Oleh: Citra Istiqomah
Post-kolonialisme merupakan perspektif
yang muncul sebagai kritik dari kolonialisme. Perspektif ini lahir sebagai bentuk kritik dan kekecewaan
terhadap teori utama yang muncul sebelumnya yang cenderung memfokuskan diri
pada aspek power, politik maupun
negara. Perspektif ini mulai dikenal dan berkembang dalam
hubungan internasional sejak tahun 1960-an melalui tulisan Edward Said “Orientalism”

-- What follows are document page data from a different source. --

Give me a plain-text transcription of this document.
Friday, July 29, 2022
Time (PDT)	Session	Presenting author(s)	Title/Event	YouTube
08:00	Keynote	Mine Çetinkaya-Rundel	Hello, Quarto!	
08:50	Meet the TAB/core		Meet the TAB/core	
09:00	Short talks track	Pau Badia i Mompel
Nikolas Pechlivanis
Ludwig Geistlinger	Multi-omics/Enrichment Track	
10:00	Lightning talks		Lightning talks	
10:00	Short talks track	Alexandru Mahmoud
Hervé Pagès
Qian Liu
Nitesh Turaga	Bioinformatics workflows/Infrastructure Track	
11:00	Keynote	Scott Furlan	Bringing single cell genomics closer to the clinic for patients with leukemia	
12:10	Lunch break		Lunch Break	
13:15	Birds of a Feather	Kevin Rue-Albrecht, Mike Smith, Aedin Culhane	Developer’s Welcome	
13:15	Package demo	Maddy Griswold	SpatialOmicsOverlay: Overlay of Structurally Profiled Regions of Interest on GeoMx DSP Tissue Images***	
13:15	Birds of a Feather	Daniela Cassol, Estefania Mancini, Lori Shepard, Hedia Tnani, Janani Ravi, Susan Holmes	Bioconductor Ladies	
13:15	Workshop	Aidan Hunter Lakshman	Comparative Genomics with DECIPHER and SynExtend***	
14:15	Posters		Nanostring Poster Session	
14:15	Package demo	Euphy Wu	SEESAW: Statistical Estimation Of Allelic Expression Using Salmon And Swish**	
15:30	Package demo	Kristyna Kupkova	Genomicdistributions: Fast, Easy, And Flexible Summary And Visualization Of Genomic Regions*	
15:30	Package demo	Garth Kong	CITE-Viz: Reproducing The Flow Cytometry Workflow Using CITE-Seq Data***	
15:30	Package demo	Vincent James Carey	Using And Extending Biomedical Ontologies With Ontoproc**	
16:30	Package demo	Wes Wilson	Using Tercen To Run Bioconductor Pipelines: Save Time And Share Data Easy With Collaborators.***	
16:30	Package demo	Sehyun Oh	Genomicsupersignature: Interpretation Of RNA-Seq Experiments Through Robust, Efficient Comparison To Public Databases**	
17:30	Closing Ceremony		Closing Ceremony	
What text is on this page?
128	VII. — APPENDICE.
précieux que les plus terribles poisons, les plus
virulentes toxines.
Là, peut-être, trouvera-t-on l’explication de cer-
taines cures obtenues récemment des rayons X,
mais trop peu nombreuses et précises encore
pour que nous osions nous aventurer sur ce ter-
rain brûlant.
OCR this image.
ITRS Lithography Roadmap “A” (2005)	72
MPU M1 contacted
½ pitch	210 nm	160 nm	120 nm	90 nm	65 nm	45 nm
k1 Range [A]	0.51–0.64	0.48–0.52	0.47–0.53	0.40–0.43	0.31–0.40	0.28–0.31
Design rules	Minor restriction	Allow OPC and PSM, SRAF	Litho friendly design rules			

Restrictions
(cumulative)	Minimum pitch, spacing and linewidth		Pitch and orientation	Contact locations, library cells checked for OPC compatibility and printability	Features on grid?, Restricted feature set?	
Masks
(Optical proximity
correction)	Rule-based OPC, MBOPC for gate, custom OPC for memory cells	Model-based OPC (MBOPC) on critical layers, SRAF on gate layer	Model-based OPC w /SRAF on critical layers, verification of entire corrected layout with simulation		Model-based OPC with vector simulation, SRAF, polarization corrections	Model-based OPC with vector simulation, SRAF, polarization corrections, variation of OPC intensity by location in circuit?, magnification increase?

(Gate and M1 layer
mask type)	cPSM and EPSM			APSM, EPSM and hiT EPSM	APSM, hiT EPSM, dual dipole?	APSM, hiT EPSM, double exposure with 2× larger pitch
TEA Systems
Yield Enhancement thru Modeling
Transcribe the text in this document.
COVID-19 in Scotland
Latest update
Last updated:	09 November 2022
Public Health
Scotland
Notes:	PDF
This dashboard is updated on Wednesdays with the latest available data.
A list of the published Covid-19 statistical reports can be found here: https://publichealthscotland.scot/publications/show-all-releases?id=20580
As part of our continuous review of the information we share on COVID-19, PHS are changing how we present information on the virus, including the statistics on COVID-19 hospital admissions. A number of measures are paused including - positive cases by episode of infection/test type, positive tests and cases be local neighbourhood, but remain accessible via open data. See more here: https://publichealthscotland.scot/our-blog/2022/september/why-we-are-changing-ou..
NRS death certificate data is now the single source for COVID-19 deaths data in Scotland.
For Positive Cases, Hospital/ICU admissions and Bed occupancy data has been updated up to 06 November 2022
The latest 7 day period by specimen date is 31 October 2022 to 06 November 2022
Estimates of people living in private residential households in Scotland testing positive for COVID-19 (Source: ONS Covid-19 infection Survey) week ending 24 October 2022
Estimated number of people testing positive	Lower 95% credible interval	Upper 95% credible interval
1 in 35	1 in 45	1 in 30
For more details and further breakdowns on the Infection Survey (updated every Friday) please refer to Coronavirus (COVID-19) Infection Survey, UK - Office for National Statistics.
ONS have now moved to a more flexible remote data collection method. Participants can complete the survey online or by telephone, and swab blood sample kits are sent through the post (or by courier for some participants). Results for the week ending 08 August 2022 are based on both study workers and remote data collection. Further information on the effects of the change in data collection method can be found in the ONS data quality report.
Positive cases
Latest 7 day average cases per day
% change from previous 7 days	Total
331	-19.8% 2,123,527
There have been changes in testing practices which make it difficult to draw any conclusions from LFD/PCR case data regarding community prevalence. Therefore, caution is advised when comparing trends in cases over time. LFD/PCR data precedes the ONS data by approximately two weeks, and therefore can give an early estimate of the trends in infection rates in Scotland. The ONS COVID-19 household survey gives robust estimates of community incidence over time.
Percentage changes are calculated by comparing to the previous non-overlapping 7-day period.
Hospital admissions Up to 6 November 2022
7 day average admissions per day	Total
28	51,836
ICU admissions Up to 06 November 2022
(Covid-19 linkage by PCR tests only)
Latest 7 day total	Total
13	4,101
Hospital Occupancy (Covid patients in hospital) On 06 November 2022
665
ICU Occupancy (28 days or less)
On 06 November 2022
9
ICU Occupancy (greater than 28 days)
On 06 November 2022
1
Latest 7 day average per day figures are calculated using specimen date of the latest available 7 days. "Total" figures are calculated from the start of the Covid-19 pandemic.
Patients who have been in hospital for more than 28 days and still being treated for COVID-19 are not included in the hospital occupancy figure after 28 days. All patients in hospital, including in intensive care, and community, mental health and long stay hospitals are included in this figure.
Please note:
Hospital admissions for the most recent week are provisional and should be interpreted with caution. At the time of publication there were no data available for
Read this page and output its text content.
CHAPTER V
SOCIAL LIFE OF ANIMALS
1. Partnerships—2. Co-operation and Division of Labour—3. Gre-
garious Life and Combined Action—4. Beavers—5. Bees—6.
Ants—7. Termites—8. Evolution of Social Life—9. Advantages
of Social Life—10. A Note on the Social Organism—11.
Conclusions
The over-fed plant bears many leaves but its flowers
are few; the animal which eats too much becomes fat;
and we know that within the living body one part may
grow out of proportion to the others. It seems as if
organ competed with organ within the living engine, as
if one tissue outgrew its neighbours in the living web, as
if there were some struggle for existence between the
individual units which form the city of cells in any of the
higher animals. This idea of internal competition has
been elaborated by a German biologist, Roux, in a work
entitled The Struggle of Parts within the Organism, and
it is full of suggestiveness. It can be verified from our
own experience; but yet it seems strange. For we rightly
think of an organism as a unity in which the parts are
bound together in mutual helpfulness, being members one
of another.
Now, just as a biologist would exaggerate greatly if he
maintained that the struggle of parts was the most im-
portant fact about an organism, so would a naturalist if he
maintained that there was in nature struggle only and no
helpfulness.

dan “The Wretched of The Earth” karya
Frantz Fanon.[1]
Dalam “Orientalism”, Said
menitikberatkan pada perbedaan yang terjadi antara Barat dan Timur dimana
bangsa Barat mempunyai kendali terhadap bangsa Timur. Sedangkan Fanon
beranggapan bahwa kolonialisme yang terjadi membuat bangsa yang dijajah
terutama negara dunia ketiga terus bergantung pada negara yang menjajah.
Ketergantungan ini sengaja diciptakan oleh negara Barat untuk dapat tetap
menguasai mereka baik itu dalam aspek sosial, ekonomi, politik dan lainnya.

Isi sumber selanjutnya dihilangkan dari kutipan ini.